Thursday, April 02, 2009

Politisi dan Watak Ningrat Machiavelli

Politisi sangat menghindari diri apabila dikaitkan dengan praktik Machiavelli. Pak JK sendiri pernah mengatakan di koran bahwa “Golkar Pantang Terapkan Machiavelli”. Nama Niccolo Machiavelli (1469 - 1527) memang sering dihubung-hubungkan dengan praktik-praktik busuk kekuasaan. Misalnya, taktik “Machiavellian” seorang diktator. Gagasannya juga sering dituduh amoral dan menyimpang dari suara hati yang sehat. Akan tetapi, di dalam hati terdalam politisi, banyak yang mengakui bahwa Machiavelli adalah seorang genius yang sangat besar peranannya dalam sejarah dan peletak fundamental ilmu politik modern. Pikiran Machiavelli, meski dikecam, diam-diam atau terang-terangan ternyata menjadi praktik politik di banyak negara.

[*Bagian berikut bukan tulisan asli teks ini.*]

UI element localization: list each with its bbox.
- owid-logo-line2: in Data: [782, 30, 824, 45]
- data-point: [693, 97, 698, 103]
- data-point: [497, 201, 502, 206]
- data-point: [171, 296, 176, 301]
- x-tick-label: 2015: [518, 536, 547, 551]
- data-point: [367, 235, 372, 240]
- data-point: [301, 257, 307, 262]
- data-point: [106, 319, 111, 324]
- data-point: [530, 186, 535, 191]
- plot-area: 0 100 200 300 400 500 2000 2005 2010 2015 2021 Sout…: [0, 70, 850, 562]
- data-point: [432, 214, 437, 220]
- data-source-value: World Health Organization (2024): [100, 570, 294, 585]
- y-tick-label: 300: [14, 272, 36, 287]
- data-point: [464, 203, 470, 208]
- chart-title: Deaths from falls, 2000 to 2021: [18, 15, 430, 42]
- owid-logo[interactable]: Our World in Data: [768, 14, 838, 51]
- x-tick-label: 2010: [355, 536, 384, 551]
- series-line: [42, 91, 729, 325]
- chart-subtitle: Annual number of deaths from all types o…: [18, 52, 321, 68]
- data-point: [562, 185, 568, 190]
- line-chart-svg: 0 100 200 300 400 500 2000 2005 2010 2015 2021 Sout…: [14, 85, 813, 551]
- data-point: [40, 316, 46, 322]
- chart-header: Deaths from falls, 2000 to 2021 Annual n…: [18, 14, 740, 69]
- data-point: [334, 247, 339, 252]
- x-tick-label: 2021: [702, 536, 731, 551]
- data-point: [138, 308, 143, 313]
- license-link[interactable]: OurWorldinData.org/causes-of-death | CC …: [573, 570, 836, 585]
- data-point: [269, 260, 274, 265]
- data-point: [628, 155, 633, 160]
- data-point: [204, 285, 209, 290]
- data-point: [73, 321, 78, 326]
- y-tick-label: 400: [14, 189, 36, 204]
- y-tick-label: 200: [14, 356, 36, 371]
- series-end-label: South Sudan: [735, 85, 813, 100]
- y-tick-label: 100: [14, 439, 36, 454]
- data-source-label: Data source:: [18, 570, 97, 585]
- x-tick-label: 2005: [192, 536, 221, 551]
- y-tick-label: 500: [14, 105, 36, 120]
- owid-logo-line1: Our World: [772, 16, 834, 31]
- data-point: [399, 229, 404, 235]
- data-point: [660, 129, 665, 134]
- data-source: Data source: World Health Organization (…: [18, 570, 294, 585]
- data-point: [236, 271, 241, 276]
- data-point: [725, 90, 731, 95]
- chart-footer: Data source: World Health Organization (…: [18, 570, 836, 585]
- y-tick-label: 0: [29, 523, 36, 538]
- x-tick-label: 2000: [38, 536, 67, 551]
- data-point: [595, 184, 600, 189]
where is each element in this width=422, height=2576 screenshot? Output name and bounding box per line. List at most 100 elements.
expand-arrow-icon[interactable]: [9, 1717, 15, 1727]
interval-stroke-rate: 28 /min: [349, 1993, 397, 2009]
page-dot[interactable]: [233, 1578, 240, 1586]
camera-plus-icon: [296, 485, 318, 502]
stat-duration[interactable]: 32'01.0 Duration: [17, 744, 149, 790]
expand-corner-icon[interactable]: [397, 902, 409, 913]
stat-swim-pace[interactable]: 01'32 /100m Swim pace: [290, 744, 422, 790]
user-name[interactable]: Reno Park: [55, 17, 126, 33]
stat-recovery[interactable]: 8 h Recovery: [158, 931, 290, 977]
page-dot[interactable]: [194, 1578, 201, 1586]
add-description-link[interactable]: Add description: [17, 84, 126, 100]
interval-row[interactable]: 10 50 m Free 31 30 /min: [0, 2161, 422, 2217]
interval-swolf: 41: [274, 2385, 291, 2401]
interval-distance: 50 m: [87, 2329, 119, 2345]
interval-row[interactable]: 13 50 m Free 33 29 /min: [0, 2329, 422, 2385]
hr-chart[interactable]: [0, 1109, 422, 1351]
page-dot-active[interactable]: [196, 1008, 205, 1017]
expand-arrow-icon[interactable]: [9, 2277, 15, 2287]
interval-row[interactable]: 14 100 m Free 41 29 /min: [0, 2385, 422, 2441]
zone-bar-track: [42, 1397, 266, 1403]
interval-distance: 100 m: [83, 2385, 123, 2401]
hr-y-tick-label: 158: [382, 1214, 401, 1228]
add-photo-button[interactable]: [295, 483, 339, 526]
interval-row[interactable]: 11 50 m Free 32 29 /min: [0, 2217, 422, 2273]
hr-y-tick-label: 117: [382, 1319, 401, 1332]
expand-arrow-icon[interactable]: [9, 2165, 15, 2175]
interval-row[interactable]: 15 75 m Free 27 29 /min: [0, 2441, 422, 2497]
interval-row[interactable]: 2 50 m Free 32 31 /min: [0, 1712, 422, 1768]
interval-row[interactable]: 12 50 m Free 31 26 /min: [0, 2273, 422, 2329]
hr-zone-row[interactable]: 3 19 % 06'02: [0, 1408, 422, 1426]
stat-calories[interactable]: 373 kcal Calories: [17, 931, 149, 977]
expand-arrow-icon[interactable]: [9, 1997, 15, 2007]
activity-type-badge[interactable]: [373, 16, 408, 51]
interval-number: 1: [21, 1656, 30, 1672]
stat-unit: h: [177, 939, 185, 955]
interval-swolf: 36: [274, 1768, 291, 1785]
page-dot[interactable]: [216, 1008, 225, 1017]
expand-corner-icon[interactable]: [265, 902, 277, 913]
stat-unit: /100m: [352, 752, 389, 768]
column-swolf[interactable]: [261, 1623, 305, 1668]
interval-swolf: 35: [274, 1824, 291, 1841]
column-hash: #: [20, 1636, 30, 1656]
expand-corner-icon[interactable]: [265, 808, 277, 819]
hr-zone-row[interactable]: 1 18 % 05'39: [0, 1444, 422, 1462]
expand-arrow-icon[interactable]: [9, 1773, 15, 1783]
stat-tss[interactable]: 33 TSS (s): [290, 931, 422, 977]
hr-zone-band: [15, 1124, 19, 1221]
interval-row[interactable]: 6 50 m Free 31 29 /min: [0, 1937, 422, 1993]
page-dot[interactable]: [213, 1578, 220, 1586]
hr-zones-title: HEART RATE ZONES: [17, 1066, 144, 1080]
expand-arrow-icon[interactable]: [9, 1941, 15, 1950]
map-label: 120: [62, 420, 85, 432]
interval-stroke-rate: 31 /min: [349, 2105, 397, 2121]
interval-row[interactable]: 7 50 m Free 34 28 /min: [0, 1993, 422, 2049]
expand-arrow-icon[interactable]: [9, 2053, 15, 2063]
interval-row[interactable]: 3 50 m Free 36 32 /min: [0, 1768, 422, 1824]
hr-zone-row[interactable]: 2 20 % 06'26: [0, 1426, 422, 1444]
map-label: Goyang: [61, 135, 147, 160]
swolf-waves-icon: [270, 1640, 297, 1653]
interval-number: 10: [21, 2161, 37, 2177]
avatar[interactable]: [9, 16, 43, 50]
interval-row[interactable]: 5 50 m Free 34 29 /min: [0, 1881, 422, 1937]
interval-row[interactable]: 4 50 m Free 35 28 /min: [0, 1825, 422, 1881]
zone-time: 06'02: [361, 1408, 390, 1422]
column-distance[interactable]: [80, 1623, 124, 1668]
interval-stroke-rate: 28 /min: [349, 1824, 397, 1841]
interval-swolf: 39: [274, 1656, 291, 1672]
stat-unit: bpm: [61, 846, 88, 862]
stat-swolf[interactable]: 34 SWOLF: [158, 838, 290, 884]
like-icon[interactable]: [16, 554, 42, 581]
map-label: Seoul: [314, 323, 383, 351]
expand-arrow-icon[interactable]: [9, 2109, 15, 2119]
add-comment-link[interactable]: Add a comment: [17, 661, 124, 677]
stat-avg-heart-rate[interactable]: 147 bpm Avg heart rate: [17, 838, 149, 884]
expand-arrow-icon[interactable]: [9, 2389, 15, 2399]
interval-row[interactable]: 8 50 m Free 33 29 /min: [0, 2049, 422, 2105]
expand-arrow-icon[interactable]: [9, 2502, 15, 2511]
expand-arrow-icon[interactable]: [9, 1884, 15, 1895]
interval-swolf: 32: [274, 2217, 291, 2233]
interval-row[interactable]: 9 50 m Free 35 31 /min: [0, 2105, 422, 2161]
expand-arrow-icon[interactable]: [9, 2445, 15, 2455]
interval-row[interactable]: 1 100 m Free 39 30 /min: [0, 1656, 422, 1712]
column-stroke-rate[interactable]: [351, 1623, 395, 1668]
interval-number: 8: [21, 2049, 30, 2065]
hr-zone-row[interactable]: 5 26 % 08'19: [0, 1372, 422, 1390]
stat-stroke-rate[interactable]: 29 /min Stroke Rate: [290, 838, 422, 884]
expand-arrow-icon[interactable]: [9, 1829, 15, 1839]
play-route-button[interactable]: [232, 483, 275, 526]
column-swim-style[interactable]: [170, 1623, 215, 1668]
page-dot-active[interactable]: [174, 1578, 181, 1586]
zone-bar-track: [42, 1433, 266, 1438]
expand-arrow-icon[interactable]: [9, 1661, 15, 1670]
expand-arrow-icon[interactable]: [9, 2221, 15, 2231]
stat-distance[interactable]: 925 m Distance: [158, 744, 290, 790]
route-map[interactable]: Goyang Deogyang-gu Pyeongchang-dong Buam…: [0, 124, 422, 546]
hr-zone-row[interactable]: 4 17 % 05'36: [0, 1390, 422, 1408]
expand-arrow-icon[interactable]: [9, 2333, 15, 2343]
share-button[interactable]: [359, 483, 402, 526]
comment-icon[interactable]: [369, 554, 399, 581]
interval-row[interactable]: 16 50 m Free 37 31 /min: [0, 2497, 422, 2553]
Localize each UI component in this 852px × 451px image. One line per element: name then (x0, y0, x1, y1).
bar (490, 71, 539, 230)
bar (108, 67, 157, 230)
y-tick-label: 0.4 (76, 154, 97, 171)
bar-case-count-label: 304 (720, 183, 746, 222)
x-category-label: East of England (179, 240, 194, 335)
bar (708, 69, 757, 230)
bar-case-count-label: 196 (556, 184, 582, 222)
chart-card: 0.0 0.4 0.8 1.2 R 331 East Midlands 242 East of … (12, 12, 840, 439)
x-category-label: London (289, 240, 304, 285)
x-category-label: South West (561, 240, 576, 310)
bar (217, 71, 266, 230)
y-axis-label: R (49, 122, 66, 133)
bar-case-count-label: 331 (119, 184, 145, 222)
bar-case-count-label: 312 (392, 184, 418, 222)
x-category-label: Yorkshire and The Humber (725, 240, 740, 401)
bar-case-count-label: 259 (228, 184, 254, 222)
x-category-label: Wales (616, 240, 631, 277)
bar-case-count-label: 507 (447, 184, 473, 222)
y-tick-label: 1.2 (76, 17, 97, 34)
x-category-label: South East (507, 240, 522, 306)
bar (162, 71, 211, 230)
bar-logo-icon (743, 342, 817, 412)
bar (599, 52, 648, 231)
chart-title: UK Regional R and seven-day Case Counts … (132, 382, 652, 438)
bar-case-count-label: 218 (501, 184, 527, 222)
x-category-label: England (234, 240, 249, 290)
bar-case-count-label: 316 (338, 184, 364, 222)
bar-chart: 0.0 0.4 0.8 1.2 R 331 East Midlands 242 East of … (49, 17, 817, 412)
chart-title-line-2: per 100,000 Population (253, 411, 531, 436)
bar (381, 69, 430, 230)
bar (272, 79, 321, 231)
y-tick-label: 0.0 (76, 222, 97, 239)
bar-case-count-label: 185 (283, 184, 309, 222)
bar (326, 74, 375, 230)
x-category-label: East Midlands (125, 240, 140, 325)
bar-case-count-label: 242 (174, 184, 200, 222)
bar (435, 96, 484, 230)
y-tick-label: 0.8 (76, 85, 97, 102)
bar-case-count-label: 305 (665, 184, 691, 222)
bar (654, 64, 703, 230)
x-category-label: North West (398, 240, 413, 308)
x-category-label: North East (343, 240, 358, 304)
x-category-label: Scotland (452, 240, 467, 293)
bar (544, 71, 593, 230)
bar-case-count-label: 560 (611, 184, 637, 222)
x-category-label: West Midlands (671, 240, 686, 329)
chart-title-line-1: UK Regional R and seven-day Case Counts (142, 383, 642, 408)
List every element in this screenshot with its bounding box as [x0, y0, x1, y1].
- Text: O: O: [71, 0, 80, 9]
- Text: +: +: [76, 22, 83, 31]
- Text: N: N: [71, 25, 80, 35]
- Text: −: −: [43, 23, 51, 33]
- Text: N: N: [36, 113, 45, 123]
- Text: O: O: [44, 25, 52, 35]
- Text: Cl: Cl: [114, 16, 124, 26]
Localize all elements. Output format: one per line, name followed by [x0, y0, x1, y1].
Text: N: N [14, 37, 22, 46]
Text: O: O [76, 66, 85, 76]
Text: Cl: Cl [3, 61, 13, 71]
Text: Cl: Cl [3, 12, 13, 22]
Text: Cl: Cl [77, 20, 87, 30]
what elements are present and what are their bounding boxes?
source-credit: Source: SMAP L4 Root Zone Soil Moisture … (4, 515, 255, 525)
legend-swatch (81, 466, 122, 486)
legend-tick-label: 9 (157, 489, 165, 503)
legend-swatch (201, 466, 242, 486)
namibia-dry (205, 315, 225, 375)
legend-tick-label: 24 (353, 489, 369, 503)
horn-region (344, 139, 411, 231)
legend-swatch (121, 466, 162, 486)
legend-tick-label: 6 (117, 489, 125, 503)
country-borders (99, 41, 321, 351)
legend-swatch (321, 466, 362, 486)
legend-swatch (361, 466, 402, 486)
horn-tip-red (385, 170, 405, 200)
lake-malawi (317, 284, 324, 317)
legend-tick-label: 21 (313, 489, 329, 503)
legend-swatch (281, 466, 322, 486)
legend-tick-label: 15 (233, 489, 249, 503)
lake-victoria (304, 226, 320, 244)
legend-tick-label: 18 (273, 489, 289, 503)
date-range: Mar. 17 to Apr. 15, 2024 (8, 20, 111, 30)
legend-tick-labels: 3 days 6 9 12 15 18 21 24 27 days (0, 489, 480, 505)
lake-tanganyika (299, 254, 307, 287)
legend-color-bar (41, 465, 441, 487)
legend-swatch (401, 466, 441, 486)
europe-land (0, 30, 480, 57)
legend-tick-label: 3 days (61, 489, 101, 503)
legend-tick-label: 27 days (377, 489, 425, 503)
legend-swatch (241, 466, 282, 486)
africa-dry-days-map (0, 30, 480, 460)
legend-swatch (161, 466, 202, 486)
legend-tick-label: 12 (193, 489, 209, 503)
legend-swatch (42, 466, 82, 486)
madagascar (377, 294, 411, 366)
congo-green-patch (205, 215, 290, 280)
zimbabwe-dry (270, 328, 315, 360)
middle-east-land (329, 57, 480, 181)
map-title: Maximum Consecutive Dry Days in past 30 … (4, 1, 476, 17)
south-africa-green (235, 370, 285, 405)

Namun di balik pendapat orang bahwa ia seorang politikus yang layak dihujat, Machiavelli memiliki watak ningrat yang luhur. Machiavelli sebenarnya adalah seorang tokoh yang berjiwa besar. Simak kata-kata dalam bukunya yang terkenal, “Sang Pangeran (Il Principe)”. Ia mengatakan “Seorang pangeran tak boleh mencuri harta rakyatnya, karena manusia lebih mudah melupakan kematian ayahnya, daripada kehilangan bagian warisannya”.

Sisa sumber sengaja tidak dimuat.